Die Innenfläche des Hauses beträgt 575 m² zuzüglich Vollkeller. Auf 265 m² im Erdgeschoss gruppieren sich vier Wohnräume und ein Bad um eine Halle mit Freitreppe und umlaufender Empore. Nur geringe Teile der ursprünglichen Bodenbeläge in Fischgrät-Parkett aus Eiche sind erhalten geblieben. Bei Dreharbeiten 1972/1973 für die ARD-Serie Der Fall von nebenan wurde die Halle unter Wasser gesetzt und der Parkettboden anschließend ausgetauscht. Im nordwestlichen Teil des Erdgeschosses befinden sich an einem Seitenausgang die Küche, eine Nebentreppe zur Empore sowie drei weitere Zimmer. Zwei dieser Zimmer liegen in einem später hinzugekommenen, nach einem Brand in den 1960er Jahren wieder verkürzten Anbau an der Stelle der früheren Veranda nach Nordwesten. Auf 183 m² um die Empore im Obergeschoss gruppieren sich 7½ weitere Wohnräume und ein WC. Bis zu einem Ausbau des Dachbodens 1976 gab es einen Lichtschacht in der Decke über der Halle.

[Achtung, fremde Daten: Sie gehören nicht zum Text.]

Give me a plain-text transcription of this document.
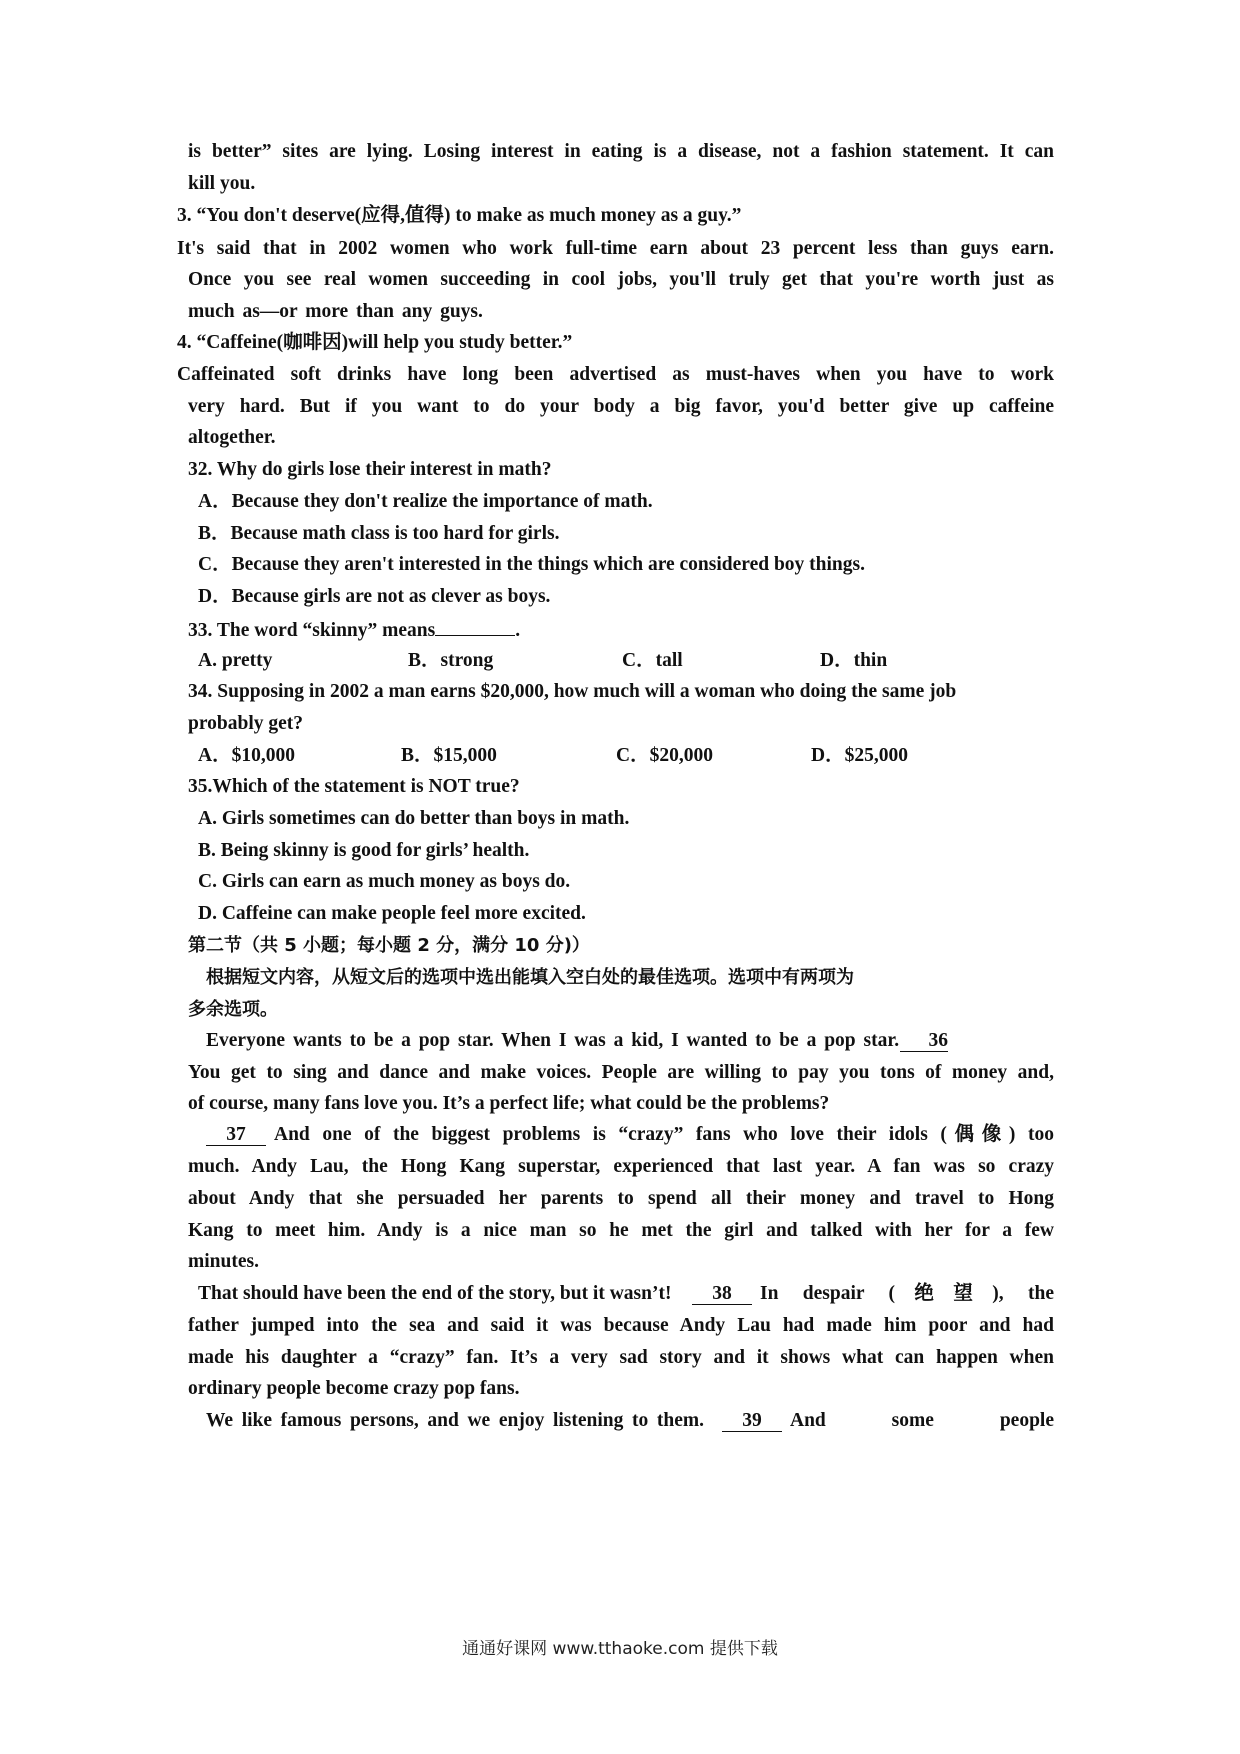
is better” sites are lying. Losing interest in eating is a disease, not a fashion statement. It can
kill you.
3. “You don't deserve(应得,值得) to make as much money as a guy.”
It's said that in 2002 women who work full-time earn about 23 percent less than guys earn.
Once you see real women succeeding in cool jobs, you'll truly get that you're worth just as
much as—or more than any guys.
4. “Caffeine(咖啡因)will help you study better.”
Caffeinated soft drinks have long been advertised as must-haves when you have to work
very hard. But if you want to do your body a big favor, you'd better give up caffeine
altogether.
32. Why do girls lose their interest in math?
A．Because they don't realize the importance of math.
B．Because math class is too hard for girls.
C．Because they aren't interested in the things which are considered boy things.
D．Because girls are not as clever as boys.
33. The word “skinny” means	.
A. pretty	B．strong	C．tall	D．thin
34. Supposing in 2002 a man earns $20,000, how much will a woman who doing the same job
probably get?
A．$10,000	B．$15,000	C．$20,000	D．$25,000
35.Which of the statement is NOT true?
A. Girls sometimes can do better than boys in math.
B. Being skinny is good for girls’ health.
C. Girls can earn as much money as boys do.
D. Caffeine can make people feel more excited.
第二节（共 5 小题；每小题 2 分，满分 10 分)）
根据短文内容，从短文后的选项中选出能填入空白处的最佳选项。选项中有两项为
多余选项。
Everyone wants to be a pop star. When I was a kid, I wanted to be a pop star.	36
You get to sing and dance and make voices. People are willing to pay you tons of money and,
of course, many fans love you. It’s a perfect life; what could be the problems?
37	And one of the biggest problems is “crazy” fans who love their idols (偶像) too
much. Andy Lau, the Hong Kang superstar, experienced that last year. A fan was so crazy
about Andy that she persuaded her parents to spend all their money and travel to Hong
Kang to meet him. Andy is a nice man so he met the girl and talked with her for a few
minutes.
That should have been the end of the story, but it wasn’t!	38	In despair (绝望), the
father jumped into the sea and said it was because Andy Lau had made him poor and had
made his daughter a “crazy” fan. It’s a very sad story and it shows what can happen when
ordinary people become crazy pop fans.
We like famous persons, and we enjoy listening to them.	39	And some people
通通好课网 www.tthaoke.com 提供下载
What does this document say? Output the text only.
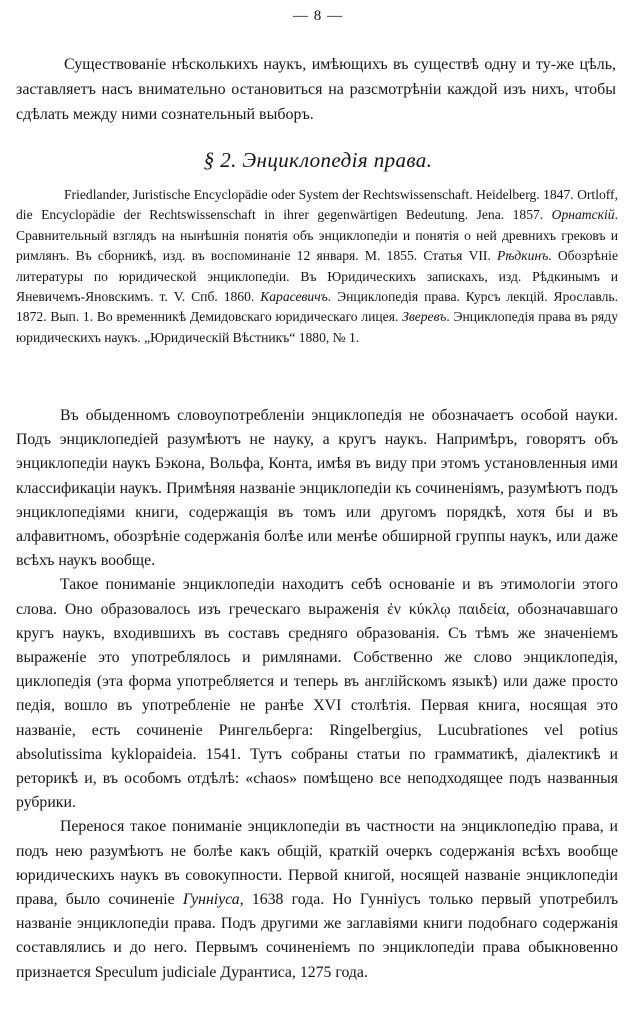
— 8 —

Существованіе нѣсколькихъ наукъ, имѣющихъ въ существѣ одну и ту-же цѣль, заставляетъ насъ внимательно остановиться на разсмотрѣніи каждой изъ нихъ, чтобы сдѣлать между ними сознательный выборъ.

§ 2. Энциклопедія права.

Friedlander, Juristische Encyclopädie oder System der Rechtswissenschaft. Heidelberg. 1847. Ortloff, die Encyclopädie der Rechtswissenschaft in ihrer gegenwärtigen Bedeutung. Jena. 1857. Орнатскій. Сравнительный взглядъ на нынѣшнія понятія объ энциклопедіи и понятія о ней древнихъ грековъ и римлянъ. Въ сборникѣ, изд. въ воспоминаніе 12 января. М. 1855. Статья VII. Рѣдкинъ. Обозрѣніе литературы по юридической энциклопедіи. Въ Юридическихъ запискахъ, изд. Рѣдкинымъ и Яневичемъ-Яновскимъ. т. V. Спб. 1860. Карасевичъ. Энциклопедія права. Курсъ лекцій. Ярославль. 1872. Вып. 1. Во временникѣ Демидовскаго юридическаго лицея. Зверевъ. Энциклопедія права въ ряду юридическихъ наукъ. „Юридическій Вѣстникъ“ 1880, № 1.

Въ обыденномъ словоупотребленіи энциклопедія не обозначаетъ особой науки. Подъ энциклопедіей разумѣютъ не науку, а кругъ наукъ. Напримѣръ, говорятъ объ энциклопедіи наукъ Бэкона, Вольфа, Конта, имѣя въ виду при этомъ установленныя ими классификаціи наукъ. Примѣняя названіе энциклопедіи къ сочиненіямъ, разумѣютъ подъ энциклопедіями книги, содержащія въ томъ или другомъ порядкѣ, хотя бы и въ алфавитномъ, обозрѣніе содержанія болѣе или менѣе обширной группы наукъ, или даже всѣхъ наукъ вообще.

Такое пониманіе энциклопедіи находитъ себѣ основаніе и въ этимологіи этого слова. Оно образовалось изъ греческаго выраженія ἐν κύκλῳ παιδεία, обозначавшаго кругъ наукъ, входившихъ въ составъ средняго образованія. Съ тѣмъ же значеніемъ выраженіе это употреблялось и римлянами. Собственно же слово энциклопедія, циклопедія (эта форма употребляется и теперь въ англійскомъ языкѣ) или даже просто педія, вошло въ употребленіе не ранѣе XVI столѣтія. Первая книга, носящая это названіе, есть сочиненіе Рингельберга: Ringelbergius, Lucubrationes vel potius absolutissima kyklopaideia. 1541. Тутъ собраны статьи по грамматикѣ, діалектикѣ и реторикѣ и, въ особомъ отдѣлѣ: «chaos» помѣщено все неподходящее подъ названныя рубрики.

Перенося такое пониманіе энциклопедіи въ частности на энциклопедію права, и подъ нею разумѣютъ не болѣе какъ общій, краткій очеркъ содержанія всѣхъ вообще юридическихъ наукъ въ совокупности. Первой книгой, носящей названіе энциклопедіи права, было сочиненіе Гунніуса, 1638 года. Но Гунніусъ только первый употребилъ названіе энциклопедіи права. Подъ другими же заглавіями книги подобнаго содержанія составлялись и до него. Первымъ сочиненіемъ по энциклопедіи права обыкновенно признается Speculum judiciale Дурантиса, 1275 года.
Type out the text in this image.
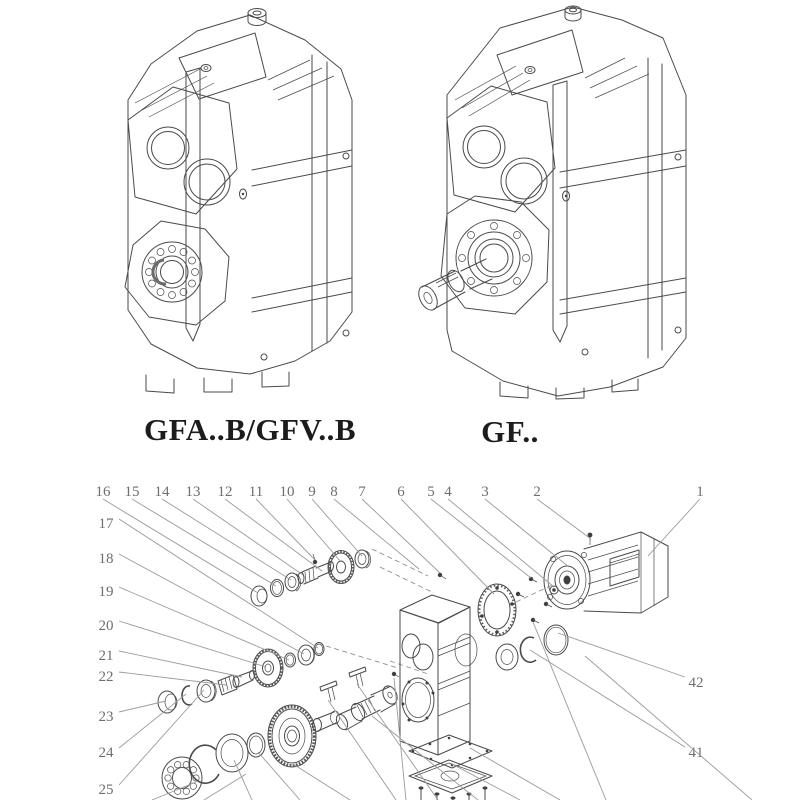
1
2
3
4
5
6
7
8
9
10
11
12
13
14
15
16
17
18
19
20
21
22
23
24
25
42
41
GFA..B/GFV..B	GF..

Das heute aus Brandschutzgründen lediglich als Nutzfläche ausgewiesene Dachgeschoss hat eine Größe von 127 m² mit fünf Räumen und einem WC sowie Abstell- und Bodenkammern. Der Dachstuhl wurde in den 1960er Jahren erneuert.

Abgesehen von einer teilerneuerten Betondecke im Keller bestehen die Decken aus Holzbalken mit Strohputz. Teilweise wurden nachträglich asbesthaltige Brandschutzschichten an Decken und Böden angebracht.

1913 wurde der Landsitz in der Architektur-Zeitschrift Deutsche Bauhütte vorgestellt und als „vortreffliches Beispiel der Uebertragung alter heimischer Bauweise auf neue Aufgaben“ bezeichnet.[3]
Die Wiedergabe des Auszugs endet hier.